The result is a module providing gas exchange and indirect calorimetry measurements that can be used for a prolonged period of time on a greater number of patients. The COVX module has been shown to be just as accurate as the Deltatrac when used in the clinical environment (4). In addition to comparable accuracy the module reacts faster to changes in patient metabolic status. The COVX module follows changes breath by breath but averages them over 60 seconds to reduce variations in measurement.

The application area of gas exchange measurements can now also extend to the operating theater where accurate measurement of gas exchange has been shown to be of value in a variety of applications (5, 6).
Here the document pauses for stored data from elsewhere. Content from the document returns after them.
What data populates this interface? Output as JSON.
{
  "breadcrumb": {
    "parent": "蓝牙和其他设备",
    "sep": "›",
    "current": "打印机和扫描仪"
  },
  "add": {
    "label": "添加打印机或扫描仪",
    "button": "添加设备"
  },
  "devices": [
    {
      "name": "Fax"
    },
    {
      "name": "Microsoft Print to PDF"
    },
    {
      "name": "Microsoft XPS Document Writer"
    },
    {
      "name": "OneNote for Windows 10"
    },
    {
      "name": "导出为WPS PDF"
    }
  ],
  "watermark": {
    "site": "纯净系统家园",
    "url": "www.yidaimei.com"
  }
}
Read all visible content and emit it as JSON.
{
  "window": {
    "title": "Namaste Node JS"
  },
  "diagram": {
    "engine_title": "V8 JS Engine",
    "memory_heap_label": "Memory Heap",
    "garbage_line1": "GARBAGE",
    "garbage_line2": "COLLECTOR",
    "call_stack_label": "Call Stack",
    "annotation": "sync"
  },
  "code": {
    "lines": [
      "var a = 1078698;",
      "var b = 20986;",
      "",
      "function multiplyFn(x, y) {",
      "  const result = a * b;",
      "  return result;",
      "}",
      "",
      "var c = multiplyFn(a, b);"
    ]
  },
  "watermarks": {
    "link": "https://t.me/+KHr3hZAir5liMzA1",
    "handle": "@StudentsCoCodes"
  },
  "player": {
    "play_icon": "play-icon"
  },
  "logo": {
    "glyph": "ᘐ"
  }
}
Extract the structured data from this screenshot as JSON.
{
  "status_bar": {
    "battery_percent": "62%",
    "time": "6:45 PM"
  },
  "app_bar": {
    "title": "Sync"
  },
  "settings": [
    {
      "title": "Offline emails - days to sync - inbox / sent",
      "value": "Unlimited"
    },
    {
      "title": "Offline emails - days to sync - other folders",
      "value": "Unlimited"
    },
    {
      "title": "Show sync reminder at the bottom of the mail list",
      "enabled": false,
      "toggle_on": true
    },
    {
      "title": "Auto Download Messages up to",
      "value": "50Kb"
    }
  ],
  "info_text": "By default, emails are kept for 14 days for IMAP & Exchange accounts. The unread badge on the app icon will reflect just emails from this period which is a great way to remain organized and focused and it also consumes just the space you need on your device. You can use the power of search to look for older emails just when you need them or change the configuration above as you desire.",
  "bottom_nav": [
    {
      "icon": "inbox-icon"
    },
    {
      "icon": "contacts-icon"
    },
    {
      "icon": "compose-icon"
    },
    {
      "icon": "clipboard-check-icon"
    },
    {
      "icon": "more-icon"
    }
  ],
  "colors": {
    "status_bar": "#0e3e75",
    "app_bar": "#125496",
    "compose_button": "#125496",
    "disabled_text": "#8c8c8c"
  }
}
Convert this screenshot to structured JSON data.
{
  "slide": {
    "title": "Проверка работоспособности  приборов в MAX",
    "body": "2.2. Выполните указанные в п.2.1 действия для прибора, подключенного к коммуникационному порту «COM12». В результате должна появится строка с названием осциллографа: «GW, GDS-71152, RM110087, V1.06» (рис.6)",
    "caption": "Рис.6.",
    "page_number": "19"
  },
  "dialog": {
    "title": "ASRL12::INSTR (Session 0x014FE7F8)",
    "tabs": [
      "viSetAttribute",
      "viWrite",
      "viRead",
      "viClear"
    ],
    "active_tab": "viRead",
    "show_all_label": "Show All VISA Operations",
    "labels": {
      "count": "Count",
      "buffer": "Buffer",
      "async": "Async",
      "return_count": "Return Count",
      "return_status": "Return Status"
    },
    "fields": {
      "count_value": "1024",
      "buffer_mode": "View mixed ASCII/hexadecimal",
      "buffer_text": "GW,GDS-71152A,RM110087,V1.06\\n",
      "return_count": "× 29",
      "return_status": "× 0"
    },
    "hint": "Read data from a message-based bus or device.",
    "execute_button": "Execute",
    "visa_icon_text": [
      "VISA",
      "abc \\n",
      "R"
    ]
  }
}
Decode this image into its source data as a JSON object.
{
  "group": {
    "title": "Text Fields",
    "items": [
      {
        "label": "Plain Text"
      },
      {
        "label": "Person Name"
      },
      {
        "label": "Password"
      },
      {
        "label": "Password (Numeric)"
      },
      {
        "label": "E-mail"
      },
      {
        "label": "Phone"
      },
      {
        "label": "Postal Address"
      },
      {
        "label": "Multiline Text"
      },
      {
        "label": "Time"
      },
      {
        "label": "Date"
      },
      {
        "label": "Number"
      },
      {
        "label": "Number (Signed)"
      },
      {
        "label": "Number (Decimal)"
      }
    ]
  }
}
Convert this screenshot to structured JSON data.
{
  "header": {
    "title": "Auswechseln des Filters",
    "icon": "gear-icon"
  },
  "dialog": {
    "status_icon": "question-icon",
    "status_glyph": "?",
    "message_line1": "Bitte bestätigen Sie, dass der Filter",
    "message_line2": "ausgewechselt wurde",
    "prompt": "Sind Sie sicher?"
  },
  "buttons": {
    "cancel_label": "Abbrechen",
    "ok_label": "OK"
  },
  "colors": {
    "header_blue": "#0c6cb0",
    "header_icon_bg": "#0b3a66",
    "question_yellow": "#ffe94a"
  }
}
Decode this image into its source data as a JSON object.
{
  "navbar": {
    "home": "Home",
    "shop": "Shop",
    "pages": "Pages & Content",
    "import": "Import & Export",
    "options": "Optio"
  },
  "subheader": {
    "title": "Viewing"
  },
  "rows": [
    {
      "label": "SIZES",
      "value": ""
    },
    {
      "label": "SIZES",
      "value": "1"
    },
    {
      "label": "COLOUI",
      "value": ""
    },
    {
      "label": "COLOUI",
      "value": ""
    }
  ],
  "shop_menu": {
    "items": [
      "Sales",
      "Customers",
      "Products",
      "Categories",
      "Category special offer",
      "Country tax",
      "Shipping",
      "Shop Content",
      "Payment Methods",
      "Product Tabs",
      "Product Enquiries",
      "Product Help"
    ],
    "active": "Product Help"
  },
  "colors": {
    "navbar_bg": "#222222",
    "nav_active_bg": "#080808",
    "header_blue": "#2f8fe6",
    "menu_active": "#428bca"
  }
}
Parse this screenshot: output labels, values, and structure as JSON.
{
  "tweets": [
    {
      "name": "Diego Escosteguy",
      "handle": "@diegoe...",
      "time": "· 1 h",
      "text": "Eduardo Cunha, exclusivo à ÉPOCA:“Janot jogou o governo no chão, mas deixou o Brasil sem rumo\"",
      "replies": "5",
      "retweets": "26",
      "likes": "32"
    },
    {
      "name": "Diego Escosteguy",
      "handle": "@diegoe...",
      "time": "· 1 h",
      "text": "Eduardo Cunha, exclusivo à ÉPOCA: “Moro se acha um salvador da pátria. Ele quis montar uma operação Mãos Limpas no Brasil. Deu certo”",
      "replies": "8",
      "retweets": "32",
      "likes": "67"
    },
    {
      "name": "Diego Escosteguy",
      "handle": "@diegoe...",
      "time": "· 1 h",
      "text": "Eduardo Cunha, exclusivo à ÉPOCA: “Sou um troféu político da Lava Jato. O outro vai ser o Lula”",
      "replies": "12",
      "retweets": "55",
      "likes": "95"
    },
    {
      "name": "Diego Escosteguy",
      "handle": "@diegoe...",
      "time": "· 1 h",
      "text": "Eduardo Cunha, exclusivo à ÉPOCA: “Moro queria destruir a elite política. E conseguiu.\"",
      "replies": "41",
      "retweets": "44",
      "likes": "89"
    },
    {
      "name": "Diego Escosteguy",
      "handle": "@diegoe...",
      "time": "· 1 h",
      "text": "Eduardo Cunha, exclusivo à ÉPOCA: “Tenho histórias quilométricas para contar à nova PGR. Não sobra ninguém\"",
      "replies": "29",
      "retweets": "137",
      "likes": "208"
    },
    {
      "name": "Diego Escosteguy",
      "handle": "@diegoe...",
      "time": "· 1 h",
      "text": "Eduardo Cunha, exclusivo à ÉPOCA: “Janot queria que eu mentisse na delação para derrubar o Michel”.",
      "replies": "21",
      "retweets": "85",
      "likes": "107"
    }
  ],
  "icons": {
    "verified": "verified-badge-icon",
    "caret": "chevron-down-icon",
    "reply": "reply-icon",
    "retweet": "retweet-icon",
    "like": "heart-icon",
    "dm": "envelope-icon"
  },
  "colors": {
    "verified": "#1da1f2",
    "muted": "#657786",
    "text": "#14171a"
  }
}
However, perhaps the greatest advantage of this module is its ability to provide the members of a multi-disciplinary team with greater insight in routine monitoring (Fig. 2). This means that the module provides usable information on nutrition and energy requirements as well as a comprehensive analysis of ventilation and oxygen transport of patients with cardio-respiratory problems. If it can also be shown to help improve patient management and influence outcomes in the areas of failure to wean from mechanical ventilation, sepsis, tissue response to vaso-active drugs and other therapies, then the questions of pertinence and cost will have been addressed.

Figure 2. The value of modular indirect calorimetry in a bedside monitor can best be seen when data from other parameters are compared with those from the COVX module. Here we see that at approx. 12:05 VO2 and VCO2 from the COVX module react to changes in patient status before other parameters. The generation of breath-by-breath data, updated at one-minute intervals, makes comparison of such changes possible

Since indirect calorimetry can now be easily added to a bedside patient monitor as quickly as any other routine clinical measurement, the COVX module fulfills virtually all of the criteria for the ‘ideal’ monitor, especially when coupled with the device’s accuracy and ease of use.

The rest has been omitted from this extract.